Two of the main pain points in Clojure-plus is performance and ClojureScript support. I’ve tried to debug both of these things, and performance is a nREPL issue – the protocol is simply too complex, adds a lot of overhead, and ClojureScript’s performance degrades REALLY FAST. Also, because of the way the protocol is implemented, I can only use “PiggieBack” on ClojureScript, and sometimes it simply don’t work (and as of now, I’m still not sure why – I simply close my nRepl connection and try again, and most of the times it works correctly).

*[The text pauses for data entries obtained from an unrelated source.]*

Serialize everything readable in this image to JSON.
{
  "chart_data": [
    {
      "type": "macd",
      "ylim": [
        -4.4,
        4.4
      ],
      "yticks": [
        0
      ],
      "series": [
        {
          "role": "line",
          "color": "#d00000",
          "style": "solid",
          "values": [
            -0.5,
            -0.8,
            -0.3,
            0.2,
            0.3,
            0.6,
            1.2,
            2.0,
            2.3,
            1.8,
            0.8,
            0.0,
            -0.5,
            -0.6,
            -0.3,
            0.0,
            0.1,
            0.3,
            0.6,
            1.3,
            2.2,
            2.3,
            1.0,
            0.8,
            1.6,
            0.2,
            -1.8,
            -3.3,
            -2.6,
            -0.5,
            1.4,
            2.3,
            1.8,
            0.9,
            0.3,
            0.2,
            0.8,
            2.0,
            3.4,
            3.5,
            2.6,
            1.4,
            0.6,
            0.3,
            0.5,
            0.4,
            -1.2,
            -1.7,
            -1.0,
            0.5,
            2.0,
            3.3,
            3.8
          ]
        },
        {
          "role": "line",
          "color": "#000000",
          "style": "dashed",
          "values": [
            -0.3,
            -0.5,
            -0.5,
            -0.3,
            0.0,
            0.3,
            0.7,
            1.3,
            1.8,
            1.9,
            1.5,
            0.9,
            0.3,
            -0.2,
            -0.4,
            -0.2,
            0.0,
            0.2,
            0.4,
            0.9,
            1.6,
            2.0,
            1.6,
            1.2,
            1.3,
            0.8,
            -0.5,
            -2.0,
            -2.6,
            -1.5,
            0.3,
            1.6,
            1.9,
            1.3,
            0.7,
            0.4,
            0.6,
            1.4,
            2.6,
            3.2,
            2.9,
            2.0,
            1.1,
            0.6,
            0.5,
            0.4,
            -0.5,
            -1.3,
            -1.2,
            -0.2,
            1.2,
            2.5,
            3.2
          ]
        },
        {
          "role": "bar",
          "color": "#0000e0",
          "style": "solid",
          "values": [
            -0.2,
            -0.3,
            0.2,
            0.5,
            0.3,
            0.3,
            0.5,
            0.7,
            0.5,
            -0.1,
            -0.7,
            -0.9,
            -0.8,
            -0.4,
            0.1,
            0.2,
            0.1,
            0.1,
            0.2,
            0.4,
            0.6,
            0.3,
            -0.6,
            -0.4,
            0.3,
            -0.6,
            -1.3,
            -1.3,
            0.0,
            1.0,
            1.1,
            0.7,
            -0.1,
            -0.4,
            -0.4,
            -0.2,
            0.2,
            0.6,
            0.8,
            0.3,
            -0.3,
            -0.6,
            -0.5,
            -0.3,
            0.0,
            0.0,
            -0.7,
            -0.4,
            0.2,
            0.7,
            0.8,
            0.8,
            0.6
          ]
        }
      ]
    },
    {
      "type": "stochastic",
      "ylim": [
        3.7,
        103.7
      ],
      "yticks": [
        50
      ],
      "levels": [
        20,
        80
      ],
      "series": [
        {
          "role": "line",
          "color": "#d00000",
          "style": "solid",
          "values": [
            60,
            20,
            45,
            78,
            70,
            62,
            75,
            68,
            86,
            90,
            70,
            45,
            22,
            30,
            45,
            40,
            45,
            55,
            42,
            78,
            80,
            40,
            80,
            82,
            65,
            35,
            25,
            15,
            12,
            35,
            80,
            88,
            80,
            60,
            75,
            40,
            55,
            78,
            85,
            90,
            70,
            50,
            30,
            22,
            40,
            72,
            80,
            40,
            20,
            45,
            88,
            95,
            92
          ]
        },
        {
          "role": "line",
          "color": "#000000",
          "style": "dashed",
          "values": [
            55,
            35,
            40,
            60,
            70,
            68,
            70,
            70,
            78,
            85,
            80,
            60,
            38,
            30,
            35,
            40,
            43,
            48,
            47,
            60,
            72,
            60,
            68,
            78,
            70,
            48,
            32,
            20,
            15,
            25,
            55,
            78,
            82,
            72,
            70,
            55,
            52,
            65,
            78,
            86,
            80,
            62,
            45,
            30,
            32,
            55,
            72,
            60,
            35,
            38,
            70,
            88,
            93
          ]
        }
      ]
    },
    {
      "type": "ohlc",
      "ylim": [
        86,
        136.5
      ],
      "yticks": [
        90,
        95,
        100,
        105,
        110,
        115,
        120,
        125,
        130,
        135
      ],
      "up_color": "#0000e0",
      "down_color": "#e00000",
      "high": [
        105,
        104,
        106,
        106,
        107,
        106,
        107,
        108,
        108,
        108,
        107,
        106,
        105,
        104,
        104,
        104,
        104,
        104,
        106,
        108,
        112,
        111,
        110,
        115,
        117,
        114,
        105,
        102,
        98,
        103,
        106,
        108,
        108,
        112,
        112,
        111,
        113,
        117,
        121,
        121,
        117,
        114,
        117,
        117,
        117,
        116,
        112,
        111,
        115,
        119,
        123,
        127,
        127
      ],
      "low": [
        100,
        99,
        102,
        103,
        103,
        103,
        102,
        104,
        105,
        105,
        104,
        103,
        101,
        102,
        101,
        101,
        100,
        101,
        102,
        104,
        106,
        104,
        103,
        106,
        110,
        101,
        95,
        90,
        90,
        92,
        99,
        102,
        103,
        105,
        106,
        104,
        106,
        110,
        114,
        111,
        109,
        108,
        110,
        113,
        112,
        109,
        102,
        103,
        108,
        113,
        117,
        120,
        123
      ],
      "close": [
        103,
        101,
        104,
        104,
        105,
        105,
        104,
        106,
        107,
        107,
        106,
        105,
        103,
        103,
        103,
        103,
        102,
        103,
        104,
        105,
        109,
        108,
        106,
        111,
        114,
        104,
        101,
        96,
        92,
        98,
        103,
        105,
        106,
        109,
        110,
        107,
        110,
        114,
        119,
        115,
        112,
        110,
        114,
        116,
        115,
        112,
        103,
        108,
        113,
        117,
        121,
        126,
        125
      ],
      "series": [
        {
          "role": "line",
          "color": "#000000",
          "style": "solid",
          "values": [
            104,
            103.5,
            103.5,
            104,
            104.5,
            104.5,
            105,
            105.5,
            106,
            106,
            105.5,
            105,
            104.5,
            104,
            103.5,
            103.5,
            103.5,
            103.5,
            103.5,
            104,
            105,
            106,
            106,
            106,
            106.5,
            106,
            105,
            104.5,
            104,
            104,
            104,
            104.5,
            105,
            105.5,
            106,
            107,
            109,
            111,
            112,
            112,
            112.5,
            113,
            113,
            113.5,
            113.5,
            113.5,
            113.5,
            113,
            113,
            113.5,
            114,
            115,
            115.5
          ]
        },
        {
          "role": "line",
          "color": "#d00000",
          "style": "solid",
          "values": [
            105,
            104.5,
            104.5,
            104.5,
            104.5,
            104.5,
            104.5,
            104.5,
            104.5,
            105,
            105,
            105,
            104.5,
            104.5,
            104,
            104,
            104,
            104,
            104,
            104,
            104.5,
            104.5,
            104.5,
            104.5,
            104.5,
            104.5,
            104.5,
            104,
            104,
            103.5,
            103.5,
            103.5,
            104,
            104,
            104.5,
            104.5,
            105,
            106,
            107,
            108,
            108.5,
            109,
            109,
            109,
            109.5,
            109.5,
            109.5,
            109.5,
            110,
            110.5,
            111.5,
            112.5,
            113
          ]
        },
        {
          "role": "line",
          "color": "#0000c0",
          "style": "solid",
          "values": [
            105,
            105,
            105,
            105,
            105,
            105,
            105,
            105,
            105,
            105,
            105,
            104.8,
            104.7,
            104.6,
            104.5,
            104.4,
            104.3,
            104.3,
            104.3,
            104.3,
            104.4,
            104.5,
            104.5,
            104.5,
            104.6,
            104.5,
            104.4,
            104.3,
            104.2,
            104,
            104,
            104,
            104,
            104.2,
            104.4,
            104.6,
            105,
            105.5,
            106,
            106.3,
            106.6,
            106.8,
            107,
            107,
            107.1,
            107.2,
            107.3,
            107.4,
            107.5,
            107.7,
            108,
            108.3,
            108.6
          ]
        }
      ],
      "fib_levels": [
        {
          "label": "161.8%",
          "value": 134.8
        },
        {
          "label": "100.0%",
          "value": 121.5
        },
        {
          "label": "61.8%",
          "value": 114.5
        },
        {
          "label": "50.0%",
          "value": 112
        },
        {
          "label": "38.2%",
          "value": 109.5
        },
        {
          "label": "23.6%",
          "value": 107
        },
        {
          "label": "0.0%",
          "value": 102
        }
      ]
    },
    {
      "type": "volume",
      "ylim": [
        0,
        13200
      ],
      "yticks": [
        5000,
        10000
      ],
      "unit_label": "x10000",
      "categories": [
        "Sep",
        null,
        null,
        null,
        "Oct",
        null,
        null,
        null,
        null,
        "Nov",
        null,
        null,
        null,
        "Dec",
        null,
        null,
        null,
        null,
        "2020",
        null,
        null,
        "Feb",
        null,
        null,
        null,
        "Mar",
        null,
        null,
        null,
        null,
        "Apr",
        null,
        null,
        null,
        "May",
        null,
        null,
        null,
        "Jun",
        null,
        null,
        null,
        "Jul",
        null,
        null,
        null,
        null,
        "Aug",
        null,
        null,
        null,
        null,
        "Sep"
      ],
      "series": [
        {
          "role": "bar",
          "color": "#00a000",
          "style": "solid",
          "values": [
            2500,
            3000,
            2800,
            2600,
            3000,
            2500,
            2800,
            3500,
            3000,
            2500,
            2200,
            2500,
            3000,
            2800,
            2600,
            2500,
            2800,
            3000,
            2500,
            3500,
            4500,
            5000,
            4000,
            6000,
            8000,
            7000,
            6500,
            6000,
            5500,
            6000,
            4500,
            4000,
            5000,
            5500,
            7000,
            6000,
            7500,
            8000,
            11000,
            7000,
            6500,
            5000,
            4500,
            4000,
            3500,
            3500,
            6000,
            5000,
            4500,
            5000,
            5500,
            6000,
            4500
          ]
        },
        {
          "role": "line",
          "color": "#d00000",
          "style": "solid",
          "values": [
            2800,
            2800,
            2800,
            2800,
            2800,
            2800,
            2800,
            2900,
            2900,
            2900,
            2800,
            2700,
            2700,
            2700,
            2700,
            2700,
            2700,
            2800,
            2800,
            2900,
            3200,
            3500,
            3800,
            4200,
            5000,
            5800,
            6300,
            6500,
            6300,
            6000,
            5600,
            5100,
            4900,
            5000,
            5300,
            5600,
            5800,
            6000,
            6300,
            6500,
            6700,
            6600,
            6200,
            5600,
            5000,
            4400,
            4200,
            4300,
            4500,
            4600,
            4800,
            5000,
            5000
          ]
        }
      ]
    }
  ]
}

Also, Clojure-PLUS if for Atom only. This is not really a problem, and I really love the Atom editor, but let’s be realistic – with Microsoft buying github (and having its own Electron-based editor VS Code), Atom’s future became uncertain (also, there are lots of complaints about they breaking their public API, mine included, and simple bugs that don’t get fixed ever). One more thing is that I’m beginning to use some ARM devices (and ClojureScript on they), and Atom simply don’t run on ARM. I could, in theory, open up a nREPL on ARM, connect on Atom, but probably it wouldn’t be the best experience, specially if I want to use Lumo (which I do want).

So, I’m starting two projects: REPL Tooling (that connects on multiple socket REPLs and wraps autocomplete, implementation details, some parsing, UnREPL support, block/top block detection, in summary, everything that don’t depend on the editor), and Chlorine (that’s the “new” Clojure-Plus).

Also, I’m developing both on ClojureScript with Shadow-CLJS, which means that there’s no “compatibility layer” between Javascript and Clojure (and I don’t intend to add one). Also, I’m developing both of these libs inside Atom using both of these libs to evaluate/autocomplete/create documentation from then (it’s kinda fun until you break your code in a way that you need to stop everything, close Atom and shadow-cljs, start again, but this is happening less and less :)). It’s a new kind of inception that’s both fun and really productive.

So, keep watching for news. Probably very soon we’ll have a new plug-in on Atom, and probably on NeoVIM too!